The flash mobs were conducted in all district centers. In Thiruvananthapuram, a flash mob was organised at the University College.

In Malappuram, a flash mob was conducted at the same location where the three girls had danced.

The mobs saw Muslim girls wearing head scarves and dancing along with other students.

The events attracted thousands of onlookers. The flash mobs were conducted under the leadership of the district committees of SFI.


Muslim Girls Trolled

The video of three Muslim girls from Malappuram with their heads covered in scarves, dancing to the popular song Jimikki Kammal at a public place, went viral for all the wrong reasons.

The girls were staging a flash mob as part of the district health department's campaign to commemorate World AIDS Day on 1 December.

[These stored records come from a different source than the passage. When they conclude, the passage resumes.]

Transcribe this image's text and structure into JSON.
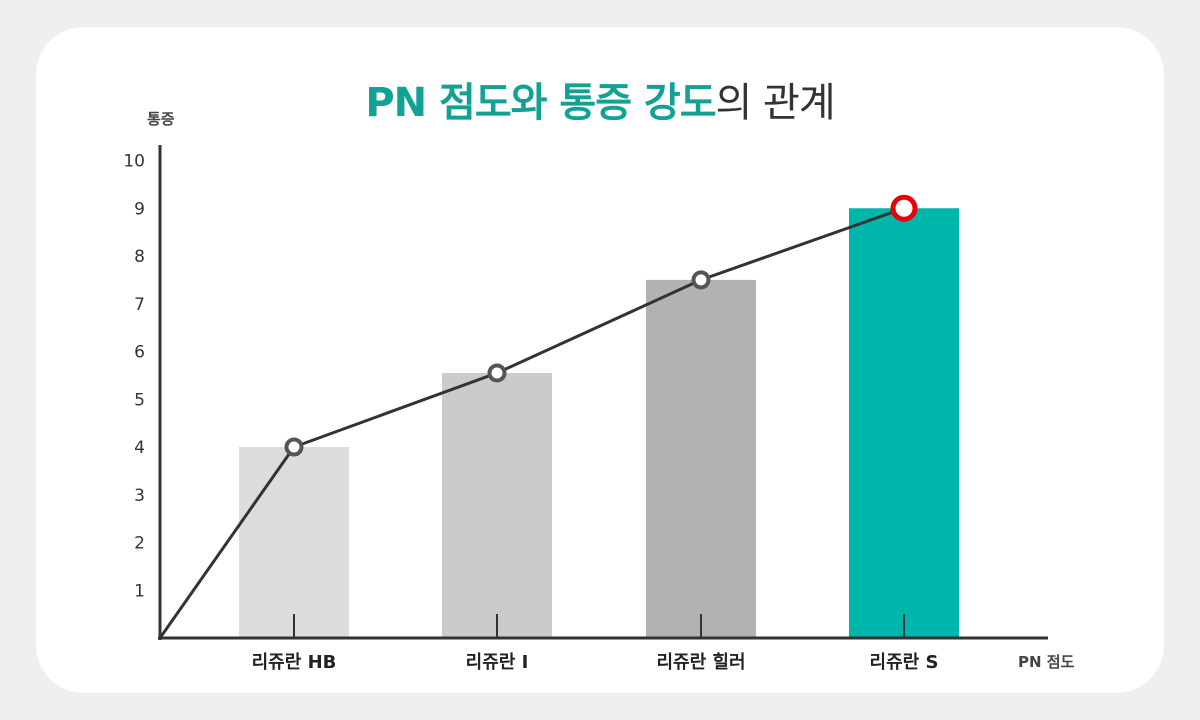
{
  "title": {
    "part1": "PN 점도와",
    "part2": "통증 강도",
    "part3": "의 관계"
  },
  "chart_data": {
    "type": "bar",
    "title": "PN 점도와 통증 강도의 관계",
    "xlabel": "PN 점도",
    "ylabel": "통증",
    "categories": [
      "리쥬란 HB",
      "리쥬란 I",
      "리쥬란 힐러",
      "리쥬란 S"
    ],
    "values": [
      4,
      5.55,
      7.5,
      9
    ],
    "line_values": [
      4,
      5.55,
      7.5,
      9
    ],
    "ylim": [
      0,
      10
    ],
    "yticks": [
      "1",
      "2",
      "3",
      "4",
      "5",
      "6",
      "7",
      "8",
      "9",
      "10"
    ],
    "grid": false,
    "colors": {
      "bars": [
        "#dddddd",
        "#cbcbcb",
        "#b2b2b2",
        "#00b5aa"
      ],
      "line": "#333333",
      "marker": "#555555",
      "highlight_marker": "#e8000b",
      "axis": "#333333",
      "title_accent": "#11a295"
    }
  }
}
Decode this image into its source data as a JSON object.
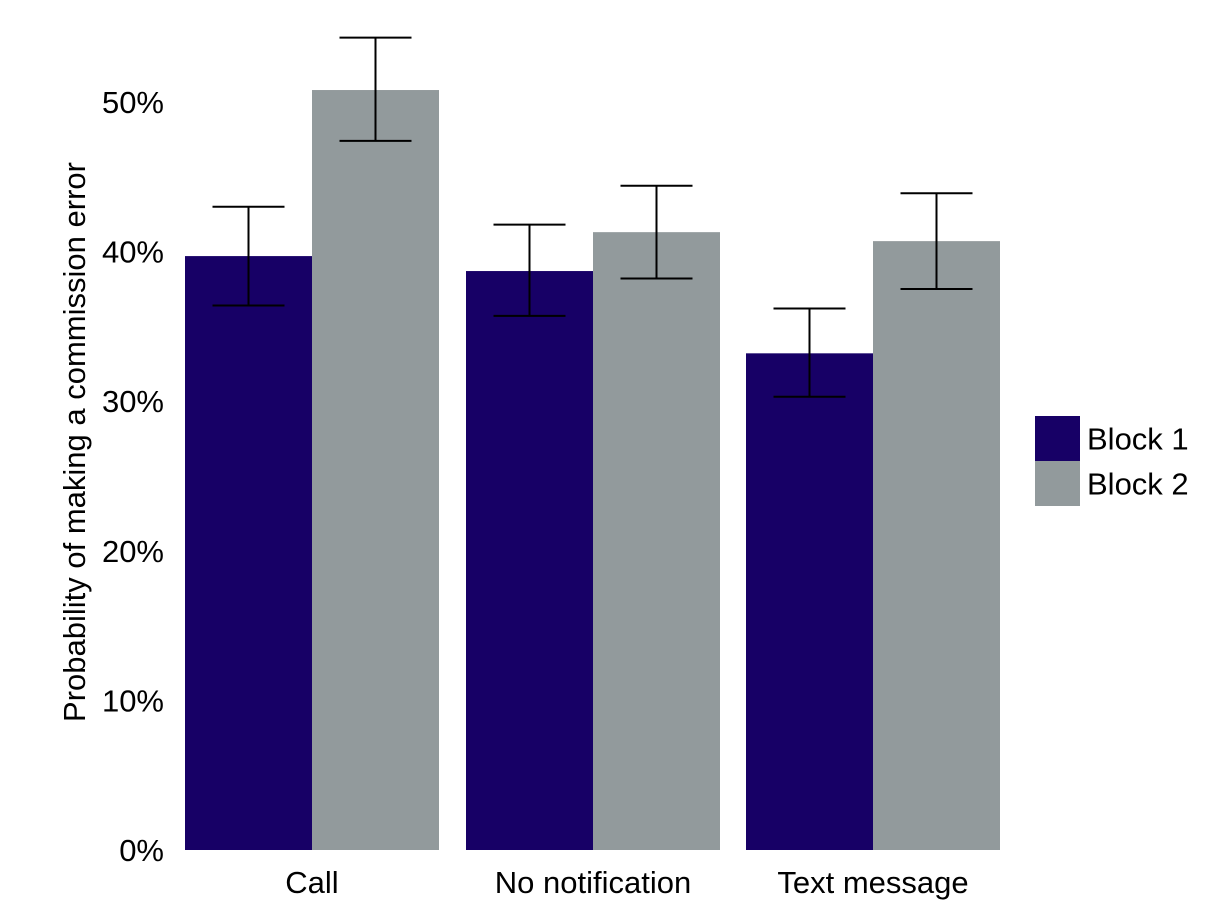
{
  "chart_data": {
    "type": "bar",
    "title": "",
    "xlabel": "",
    "ylabel": "Probability of making a commission error",
    "categories": [
      "Call",
      "No notification",
      "Text message"
    ],
    "series": [
      {
        "name": "Block 1",
        "color": "#170066",
        "values": [
          39.7,
          38.7,
          33.2
        ],
        "error_low": [
          36.4,
          35.7,
          30.3
        ],
        "error_high": [
          43.0,
          41.8,
          36.2
        ]
      },
      {
        "name": "Block 2",
        "color": "#929a9c",
        "values": [
          50.8,
          41.3,
          40.7
        ],
        "error_low": [
          47.4,
          38.2,
          37.5
        ],
        "error_high": [
          54.3,
          44.4,
          43.9
        ]
      }
    ],
    "ylim": [
      0,
      55
    ],
    "yticks": [
      0,
      10,
      20,
      30,
      40,
      50
    ],
    "ytick_labels": [
      "0%",
      "10%",
      "20%",
      "30%",
      "40%",
      "50%"
    ],
    "grid": false,
    "legend_position": "right"
  }
}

Many comments surfaced on social media from the irked religious fundamentalists that condemned the girls and their families, while others lamented that such people were a “curse to the religion”.

Students under the lead of SFI hold flash-mobs across the city. 
(Photo courtesy: Twitter/@Advaidism)

Days after the video went viral and garnered media attention a lot of people took to social media in support of the girls.

Shamna Kolakkodan, an activist and a street theatre artiste back in college, took to Facebook to share an incident that happened two years ago. Shamna recalled the lewd comments that were passed by the crowd during a street play, with many hitting out at them for their “loose lifestyle”, when she had staged a street play on friendship between a boy and a girl.

RJ Sooraj took to social media and put out a video of him congratulating the three Malayali girls. Much to people’s disappointment, the video was deleted as the outbursts against him and the radio station surfaced. Instead, Sooraj put out an apology video asking people to stop the hate campaign against him.